Medicaid is funded through a partnership between federal and state governments. The federal government provides matching funds to states based on their Medicaid expenditures, with the Federal Medical Assistance Percentage (FMAP) determining the federal share, which varies by state. States contribute their own funds to cover the remainder of Medicaid costs. Additionally, states have the flexibility to expand coverage and services within certain federal guidelines, which can affect overall funding and program scope. This collaborative funding structure allows Medicaid to provide crucial health services to low-income individuals and families across the United States. In this settlement, the clinics paid $356,891 to the United States and $507,043 to the Commonwealth of Virginia.

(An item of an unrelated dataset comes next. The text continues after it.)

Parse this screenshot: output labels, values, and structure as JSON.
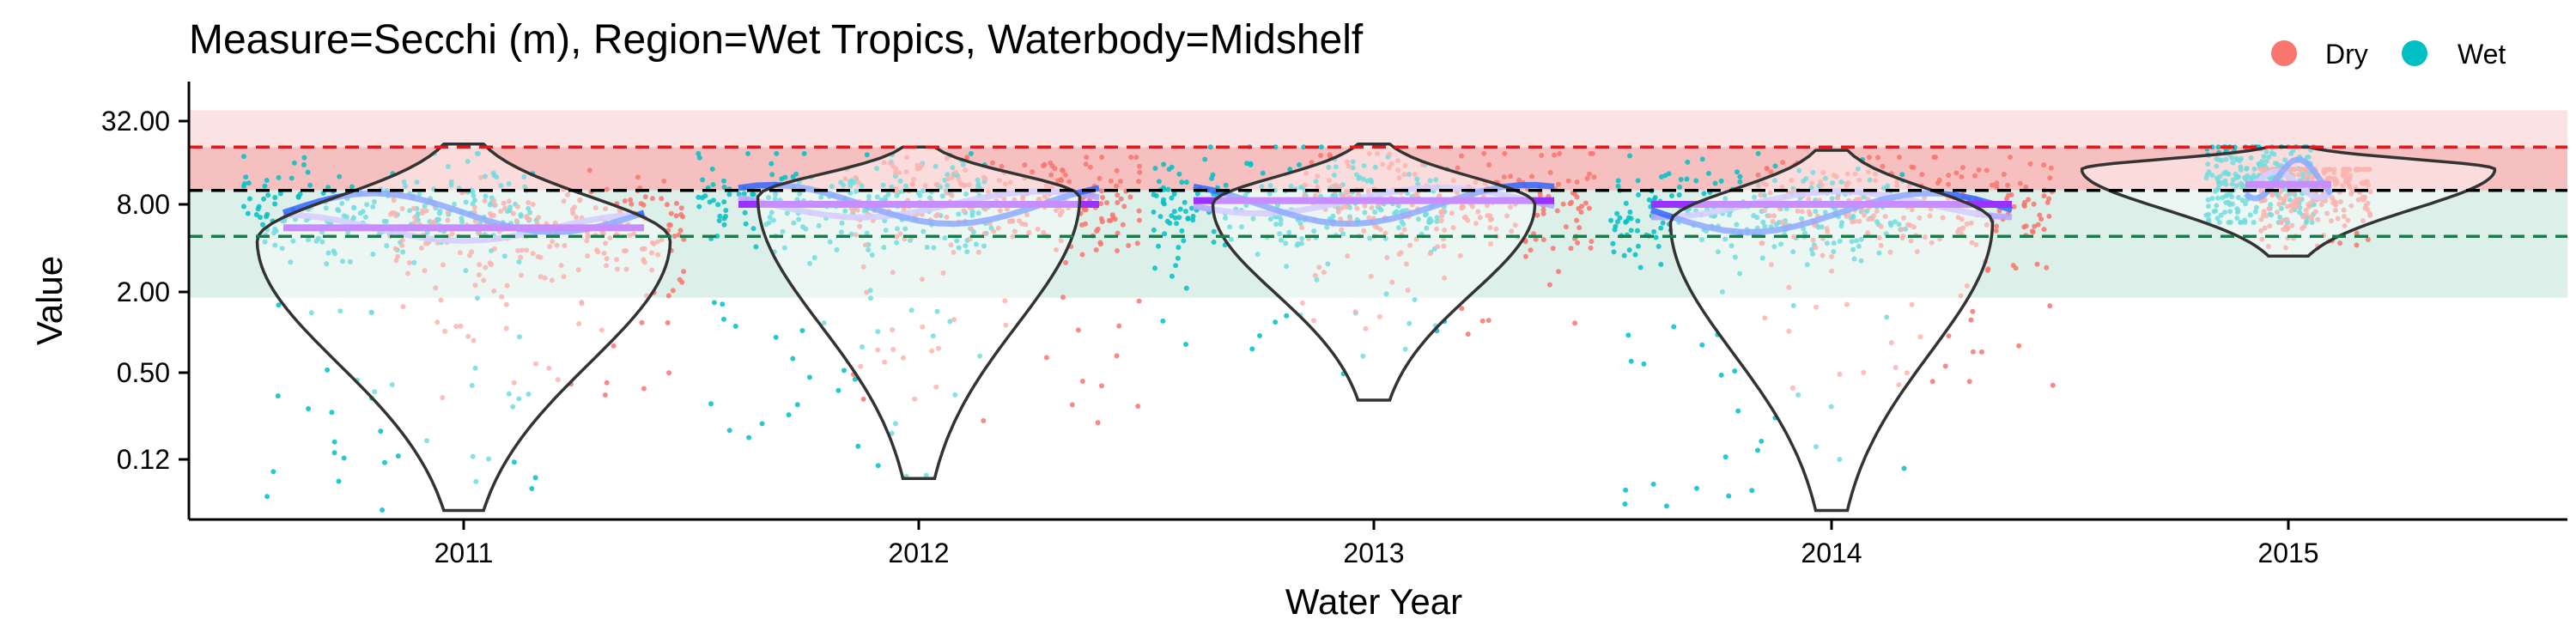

The Role of Whistleblowers

Diana France, a former Director of Network Management and Contracting for Crossroads, was the whistleblower in this case. She is set to receive $60,671 as her share of the federal recovery, and will also receive a portion of the Commonwealth’s recovery. Because of Medicaid’s state and federal funding, whistleblowers who report Medicaid fraud may receive rewards from state and federal governments. The Special Agent in Charge with the Department of Health and Human Services Office of Inspector General said about the case, “Submitting false claims to Medicaid undermines the integrity of the program and wastes valuable taxpayer dollars.” Whistleblowers, whether competitors or insiders, ensure Medicaid funding goes towards its intended purpose: providing healthcare for economically disadvantaged individuals.